The relationship between entropy, enthalpy and internal energy. The relationship between constant volume and constant pressure heat capacity. Integration and partial derivatives in mathematics.

Lectures 11 and 12 – The Helmholtz and Gibbs Energy

Derivation of Gibbs and Helmholtz energies; natural variables; the Maxwell relations; statistical Gibbs and Helmholtz energies.
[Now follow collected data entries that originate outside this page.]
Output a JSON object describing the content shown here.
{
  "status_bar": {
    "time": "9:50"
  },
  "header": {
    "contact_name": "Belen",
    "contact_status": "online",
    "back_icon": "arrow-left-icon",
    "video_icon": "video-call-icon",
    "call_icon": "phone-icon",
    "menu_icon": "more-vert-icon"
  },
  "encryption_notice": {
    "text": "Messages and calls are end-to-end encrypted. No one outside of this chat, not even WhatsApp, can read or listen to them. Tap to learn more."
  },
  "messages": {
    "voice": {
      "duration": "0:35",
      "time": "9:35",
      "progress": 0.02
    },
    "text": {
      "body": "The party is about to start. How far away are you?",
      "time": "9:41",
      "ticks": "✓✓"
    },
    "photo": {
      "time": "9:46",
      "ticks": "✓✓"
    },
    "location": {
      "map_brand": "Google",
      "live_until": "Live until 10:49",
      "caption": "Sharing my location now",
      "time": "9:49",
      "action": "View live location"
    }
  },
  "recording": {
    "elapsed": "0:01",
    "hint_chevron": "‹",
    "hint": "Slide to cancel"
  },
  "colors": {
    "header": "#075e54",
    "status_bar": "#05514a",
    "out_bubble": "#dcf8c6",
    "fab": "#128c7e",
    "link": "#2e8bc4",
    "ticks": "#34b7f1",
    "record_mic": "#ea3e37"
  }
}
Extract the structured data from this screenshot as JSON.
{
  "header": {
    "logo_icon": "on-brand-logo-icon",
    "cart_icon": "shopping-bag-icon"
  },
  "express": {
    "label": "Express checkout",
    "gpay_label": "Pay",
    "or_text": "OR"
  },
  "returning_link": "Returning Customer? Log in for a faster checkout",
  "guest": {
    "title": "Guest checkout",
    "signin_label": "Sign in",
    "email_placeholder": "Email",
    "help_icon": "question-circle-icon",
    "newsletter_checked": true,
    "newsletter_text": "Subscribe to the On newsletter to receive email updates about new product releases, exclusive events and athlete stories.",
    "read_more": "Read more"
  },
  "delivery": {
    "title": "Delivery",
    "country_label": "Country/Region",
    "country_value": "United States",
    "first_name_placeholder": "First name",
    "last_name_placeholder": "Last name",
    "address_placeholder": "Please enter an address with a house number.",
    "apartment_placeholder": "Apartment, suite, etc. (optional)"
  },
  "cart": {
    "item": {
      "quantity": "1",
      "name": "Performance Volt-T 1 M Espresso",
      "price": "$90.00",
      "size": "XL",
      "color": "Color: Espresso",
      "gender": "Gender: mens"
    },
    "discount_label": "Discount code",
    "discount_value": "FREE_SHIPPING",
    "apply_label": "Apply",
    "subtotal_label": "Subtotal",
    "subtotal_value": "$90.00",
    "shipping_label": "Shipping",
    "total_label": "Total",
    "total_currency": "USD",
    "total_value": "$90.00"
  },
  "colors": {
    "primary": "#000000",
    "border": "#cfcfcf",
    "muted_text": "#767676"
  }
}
Inequalities in mathematics.

Workshop 6 – Thermodynamic Functions

Manipulating thermodynamic functions under system constraints (isochoric, isothermal etc.), deriving and using the Maxwell relations to determine thermodynamic system changes; second order derivatives in mathematics.

Lectures 13 and 14 - Physical Transformation

Open thermodynamic systems, chemical potential as applied to phase change, chemical potential in mixtures; partial molar quantities; phase diagrams and phase boundaries; Clausius-Clapeyron equation.

Workshop 7 – Phase Diagrams

Interpreting phase diagrams and calculating thermodynamic properties from them; the relationship between the chemical potential of two phases.

Lectures 15 and 16 – Mixtures and Composition

Vapor pressure; Ideal and non-ideal solutions; Raoult and Henry's laws; liquid-liquid solution activity; composition diagrams; mixing energy; liquid-solid solutions; colligative properties.

Workshop 8 – Properties of Solutions

Calculating vapour pressure for liquid-liquid and liquid-solid mixtures; using colligative properties to determine molecular mass.